Reward/risk is mazimized at 14% VTI and 86% BND.


In [24]:
reward_over_risk.argmax()


Out[24]:
0.41000000000000003

Find the maximum reward given a risk constraint.

Suppose that we require the standard deviation of the daily percent change to be less than 0.01.

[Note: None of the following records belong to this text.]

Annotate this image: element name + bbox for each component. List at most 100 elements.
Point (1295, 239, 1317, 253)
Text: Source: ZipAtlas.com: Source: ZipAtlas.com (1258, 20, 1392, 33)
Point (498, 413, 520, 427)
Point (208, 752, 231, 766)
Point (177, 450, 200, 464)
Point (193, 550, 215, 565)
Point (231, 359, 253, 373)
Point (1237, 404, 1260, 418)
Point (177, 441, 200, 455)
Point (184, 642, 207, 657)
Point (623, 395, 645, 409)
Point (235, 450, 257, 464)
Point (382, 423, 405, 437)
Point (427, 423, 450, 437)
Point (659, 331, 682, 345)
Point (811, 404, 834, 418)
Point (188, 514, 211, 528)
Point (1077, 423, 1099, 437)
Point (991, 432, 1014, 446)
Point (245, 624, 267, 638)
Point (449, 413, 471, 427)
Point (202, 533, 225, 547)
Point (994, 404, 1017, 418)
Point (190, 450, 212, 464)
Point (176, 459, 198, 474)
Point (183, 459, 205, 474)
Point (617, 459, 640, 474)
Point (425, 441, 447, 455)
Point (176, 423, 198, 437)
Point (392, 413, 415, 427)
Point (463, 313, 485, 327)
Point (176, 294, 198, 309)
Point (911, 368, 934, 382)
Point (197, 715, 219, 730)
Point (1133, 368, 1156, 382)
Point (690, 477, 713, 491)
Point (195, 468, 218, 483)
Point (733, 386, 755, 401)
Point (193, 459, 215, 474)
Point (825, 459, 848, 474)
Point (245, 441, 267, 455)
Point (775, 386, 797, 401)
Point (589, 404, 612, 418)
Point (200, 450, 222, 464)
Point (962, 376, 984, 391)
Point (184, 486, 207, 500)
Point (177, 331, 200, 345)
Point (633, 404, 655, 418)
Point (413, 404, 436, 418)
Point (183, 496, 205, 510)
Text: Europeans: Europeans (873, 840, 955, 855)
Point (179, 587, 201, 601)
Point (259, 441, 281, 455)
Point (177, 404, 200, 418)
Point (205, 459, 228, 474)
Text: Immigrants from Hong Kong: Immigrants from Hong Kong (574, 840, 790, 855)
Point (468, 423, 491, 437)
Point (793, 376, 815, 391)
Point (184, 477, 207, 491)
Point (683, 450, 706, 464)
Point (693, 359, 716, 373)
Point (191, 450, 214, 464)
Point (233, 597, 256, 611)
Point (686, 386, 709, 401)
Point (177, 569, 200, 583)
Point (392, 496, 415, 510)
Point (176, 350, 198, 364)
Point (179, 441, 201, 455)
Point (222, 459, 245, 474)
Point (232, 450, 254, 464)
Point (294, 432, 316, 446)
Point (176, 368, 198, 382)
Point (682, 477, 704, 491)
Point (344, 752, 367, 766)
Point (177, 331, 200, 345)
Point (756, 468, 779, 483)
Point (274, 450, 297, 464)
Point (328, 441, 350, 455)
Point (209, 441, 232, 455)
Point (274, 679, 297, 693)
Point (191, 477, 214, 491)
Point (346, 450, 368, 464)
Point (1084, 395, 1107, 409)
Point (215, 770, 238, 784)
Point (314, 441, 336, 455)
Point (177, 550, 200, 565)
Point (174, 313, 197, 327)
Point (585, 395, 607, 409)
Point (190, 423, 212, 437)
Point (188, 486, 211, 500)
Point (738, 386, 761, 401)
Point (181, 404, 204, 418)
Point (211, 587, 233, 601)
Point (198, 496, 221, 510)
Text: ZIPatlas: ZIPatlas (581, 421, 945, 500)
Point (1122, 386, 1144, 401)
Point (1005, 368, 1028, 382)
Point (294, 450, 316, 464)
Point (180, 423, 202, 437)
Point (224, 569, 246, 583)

Given this risk constraint, reward is maximized at 77% VTI and 23% BND.


In [25]:
vti_bnd[vti_bnd.risk < 0.01].iloc[-1]


Out[25]:
reward    0.000800
risk      0.007029
Name: 0.99, dtype: float64

Plot the trajectory of three hypothetical portfolios.


In [26]:
portfolios = pandas.DataFrame({
    'bnd heavy': 0.15*prices_norm.vti + 0.15*prices_norm.iau + 0.70*prices_norm.bnd,
    'iau heavy': 0.15*prices_norm.vti + 0.70*prices_norm.iau + 0.15*prices_norm.bnd,
    'vti heavy': 0.70*prices_norm.vti + 0.15*prices_norm.iau + 0.15*prices_norm.bnd,
    'mixed':     0.45*prices_norm.vti + 0.43*prices_norm.iau + 0.12*prices_norm.bnd,
})
portfolios.plot()


Out[26]:
<matplotlib.axes.AxesSubplot at 0x10c44c790>

Get the statistics of these portfolios.


In [27]:
portfolios.pct_change().describe()


Out[27]:
bnd heavy iau heavy mixed vti heavy
count 467.000000 467.000000 467.000000 467.000000
mean 0.000089 -0.000305 0.000161 0.000522
std 0.002568 0.007536 0.005703 0.005609
min -0.017204 -0.062706 -0.045805 -0.028828
25% -0.001041 -0.003362 -0.002408 -0.002371
50% 0.000293 0.000025 0.000579 0.000952
75% 0.001456 0.003327 0.003191 0.004036
max 0.012962 0.031291 0.022142 0.015467

So what does this all mean? I have no idea.